Abstract

The BLASTP (Basic Local Alignment Search Tool for Proteins) is a popular protein database search program. The BLASTP algorithm consists of three steps: (1) Constructing the set of neighbourhood words, (2) Scanning a database sequence for word hits, and (3) Extending a word hit. By using a reverse engineering approach, the architecture of the program that implements the algorithm is obtained and described. It was found that approximately 90% of the program's execution time is spent doing the third step of the algorithm, extending word hits. This work describes three optimisations to the algorithm that significantly decrease the program's execution time. The optimisations are of two types: (1) Two new sequence representations that facilitate the extension step and are only used in the extension procedure and (2) A scanning procedure that restricts the number of invocations of the extension procedure. The first optimisation represents the query as a sequence of memory addresses.
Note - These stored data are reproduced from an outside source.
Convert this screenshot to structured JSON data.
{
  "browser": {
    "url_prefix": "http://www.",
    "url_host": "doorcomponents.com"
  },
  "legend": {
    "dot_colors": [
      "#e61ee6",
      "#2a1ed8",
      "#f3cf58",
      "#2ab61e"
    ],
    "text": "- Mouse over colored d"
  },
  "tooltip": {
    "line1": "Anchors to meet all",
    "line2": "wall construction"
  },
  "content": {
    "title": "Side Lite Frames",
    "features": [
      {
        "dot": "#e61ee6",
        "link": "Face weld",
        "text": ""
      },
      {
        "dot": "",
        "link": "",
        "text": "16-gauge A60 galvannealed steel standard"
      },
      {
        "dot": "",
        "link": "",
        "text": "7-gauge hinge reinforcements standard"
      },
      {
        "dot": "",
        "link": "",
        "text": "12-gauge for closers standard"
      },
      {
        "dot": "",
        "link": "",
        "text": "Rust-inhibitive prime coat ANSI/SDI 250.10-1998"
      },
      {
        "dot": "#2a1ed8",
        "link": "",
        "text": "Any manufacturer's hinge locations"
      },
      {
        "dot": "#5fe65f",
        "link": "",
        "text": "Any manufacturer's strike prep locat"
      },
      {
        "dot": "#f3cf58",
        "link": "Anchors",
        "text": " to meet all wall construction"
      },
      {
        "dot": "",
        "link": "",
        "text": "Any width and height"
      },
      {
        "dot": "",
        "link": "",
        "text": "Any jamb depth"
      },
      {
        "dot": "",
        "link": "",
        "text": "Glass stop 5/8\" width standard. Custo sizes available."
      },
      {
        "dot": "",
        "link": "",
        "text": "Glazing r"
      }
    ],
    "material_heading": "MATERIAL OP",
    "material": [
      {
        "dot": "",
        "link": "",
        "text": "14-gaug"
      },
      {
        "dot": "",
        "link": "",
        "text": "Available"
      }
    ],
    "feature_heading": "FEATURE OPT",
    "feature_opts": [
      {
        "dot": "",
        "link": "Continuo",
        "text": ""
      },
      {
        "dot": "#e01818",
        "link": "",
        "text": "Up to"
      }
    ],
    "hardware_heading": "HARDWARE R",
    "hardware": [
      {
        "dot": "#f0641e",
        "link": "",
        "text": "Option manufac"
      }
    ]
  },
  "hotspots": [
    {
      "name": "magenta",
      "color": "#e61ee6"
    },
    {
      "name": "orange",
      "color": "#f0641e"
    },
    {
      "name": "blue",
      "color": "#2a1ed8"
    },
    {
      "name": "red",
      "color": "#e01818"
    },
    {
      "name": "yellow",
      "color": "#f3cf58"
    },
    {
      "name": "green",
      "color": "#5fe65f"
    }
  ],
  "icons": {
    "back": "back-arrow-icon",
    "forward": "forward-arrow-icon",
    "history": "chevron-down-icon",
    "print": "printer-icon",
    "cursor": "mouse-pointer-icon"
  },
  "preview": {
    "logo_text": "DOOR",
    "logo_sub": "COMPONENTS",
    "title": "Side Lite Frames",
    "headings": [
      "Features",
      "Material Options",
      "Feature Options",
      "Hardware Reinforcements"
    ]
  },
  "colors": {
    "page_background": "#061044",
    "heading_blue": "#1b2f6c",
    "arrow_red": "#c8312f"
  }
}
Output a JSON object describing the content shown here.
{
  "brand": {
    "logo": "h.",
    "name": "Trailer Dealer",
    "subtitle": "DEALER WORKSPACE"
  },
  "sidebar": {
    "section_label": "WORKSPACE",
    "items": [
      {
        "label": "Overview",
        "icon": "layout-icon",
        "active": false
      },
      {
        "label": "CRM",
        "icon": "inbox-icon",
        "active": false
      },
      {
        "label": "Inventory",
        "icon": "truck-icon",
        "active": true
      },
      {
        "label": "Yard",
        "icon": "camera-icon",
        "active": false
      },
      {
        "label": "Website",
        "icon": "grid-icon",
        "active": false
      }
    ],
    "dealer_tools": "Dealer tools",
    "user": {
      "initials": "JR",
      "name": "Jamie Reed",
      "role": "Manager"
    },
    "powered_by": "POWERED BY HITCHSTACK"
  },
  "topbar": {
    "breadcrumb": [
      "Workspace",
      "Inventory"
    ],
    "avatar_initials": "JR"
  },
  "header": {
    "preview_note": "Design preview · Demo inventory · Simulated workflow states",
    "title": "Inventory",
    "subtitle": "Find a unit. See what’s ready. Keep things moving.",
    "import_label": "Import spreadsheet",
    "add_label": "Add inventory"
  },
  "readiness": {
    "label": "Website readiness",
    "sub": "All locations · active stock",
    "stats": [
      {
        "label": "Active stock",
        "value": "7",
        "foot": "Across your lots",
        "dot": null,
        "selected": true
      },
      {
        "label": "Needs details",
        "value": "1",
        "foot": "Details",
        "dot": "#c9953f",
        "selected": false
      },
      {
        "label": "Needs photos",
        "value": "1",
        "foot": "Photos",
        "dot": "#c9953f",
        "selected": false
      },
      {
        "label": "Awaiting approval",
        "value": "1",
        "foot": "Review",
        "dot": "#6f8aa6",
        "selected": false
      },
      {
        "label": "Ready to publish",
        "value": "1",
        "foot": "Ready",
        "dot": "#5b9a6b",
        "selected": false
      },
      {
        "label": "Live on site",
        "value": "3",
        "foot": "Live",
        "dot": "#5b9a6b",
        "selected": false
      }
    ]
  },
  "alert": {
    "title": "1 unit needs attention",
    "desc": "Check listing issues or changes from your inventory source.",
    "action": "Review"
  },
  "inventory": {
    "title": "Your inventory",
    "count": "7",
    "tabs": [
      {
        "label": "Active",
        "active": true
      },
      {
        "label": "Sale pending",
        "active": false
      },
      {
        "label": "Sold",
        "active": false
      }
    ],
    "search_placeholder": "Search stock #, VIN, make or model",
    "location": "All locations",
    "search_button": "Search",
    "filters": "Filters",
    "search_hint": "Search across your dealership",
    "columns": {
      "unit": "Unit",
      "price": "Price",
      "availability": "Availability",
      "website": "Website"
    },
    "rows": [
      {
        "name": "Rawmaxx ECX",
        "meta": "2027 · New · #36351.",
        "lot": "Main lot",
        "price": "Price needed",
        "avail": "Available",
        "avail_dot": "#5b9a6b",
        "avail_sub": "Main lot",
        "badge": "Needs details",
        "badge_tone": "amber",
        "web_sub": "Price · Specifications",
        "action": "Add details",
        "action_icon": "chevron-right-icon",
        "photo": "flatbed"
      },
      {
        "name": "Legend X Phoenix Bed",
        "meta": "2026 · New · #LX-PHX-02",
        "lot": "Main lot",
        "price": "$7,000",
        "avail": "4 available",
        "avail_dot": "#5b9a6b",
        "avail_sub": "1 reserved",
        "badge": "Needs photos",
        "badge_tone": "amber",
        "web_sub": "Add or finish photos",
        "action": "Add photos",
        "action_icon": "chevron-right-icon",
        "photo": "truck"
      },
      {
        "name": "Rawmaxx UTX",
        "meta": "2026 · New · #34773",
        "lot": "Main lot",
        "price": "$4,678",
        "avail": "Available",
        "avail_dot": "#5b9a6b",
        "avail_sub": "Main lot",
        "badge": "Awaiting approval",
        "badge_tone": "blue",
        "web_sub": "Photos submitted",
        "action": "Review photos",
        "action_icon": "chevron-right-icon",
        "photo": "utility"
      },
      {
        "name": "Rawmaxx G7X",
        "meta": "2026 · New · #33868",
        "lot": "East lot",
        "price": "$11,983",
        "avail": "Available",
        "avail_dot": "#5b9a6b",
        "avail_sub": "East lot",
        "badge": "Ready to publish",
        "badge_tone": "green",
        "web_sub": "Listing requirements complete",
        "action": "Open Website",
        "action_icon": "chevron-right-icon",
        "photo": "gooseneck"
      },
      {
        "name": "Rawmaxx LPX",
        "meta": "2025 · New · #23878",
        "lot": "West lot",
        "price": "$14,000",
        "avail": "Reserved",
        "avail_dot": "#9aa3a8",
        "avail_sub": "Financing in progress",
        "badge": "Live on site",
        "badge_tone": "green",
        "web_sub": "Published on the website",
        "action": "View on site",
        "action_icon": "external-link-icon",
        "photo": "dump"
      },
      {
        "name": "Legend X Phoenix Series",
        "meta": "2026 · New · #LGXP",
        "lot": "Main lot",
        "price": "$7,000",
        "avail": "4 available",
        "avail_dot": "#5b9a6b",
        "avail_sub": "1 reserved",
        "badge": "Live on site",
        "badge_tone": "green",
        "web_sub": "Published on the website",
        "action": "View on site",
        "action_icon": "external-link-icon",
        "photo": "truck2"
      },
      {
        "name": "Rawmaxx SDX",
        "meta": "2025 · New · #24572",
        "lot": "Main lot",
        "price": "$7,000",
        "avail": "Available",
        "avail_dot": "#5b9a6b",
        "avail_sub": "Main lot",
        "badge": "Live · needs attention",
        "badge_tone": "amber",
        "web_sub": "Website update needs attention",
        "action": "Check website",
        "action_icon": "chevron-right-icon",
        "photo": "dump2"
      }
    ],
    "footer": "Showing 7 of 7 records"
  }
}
These addresses are those of the rows of the residue pair score matrix which correspond to a particular residue. This representation reduces the number of instructions executed per matrix access. The second optimisation represents the query and database sequence as a sequence of residue-doublets. A doublet consists of two adjacent residues. Extensions are done in steps of aligned residue-doublet pairs. The third optimisation counts the number of word hits per aligned segments of the query and database sequence. The extension procedure is invoked only if the number of hits per alignment meets a threshold criteria. Each optimised algorithm is implemented in the BLASTP version 1.4 program. A comparison of performance data between each of the optimised programs and the unmodified program shows a performance increase of 15%, 48% and 63% respectively.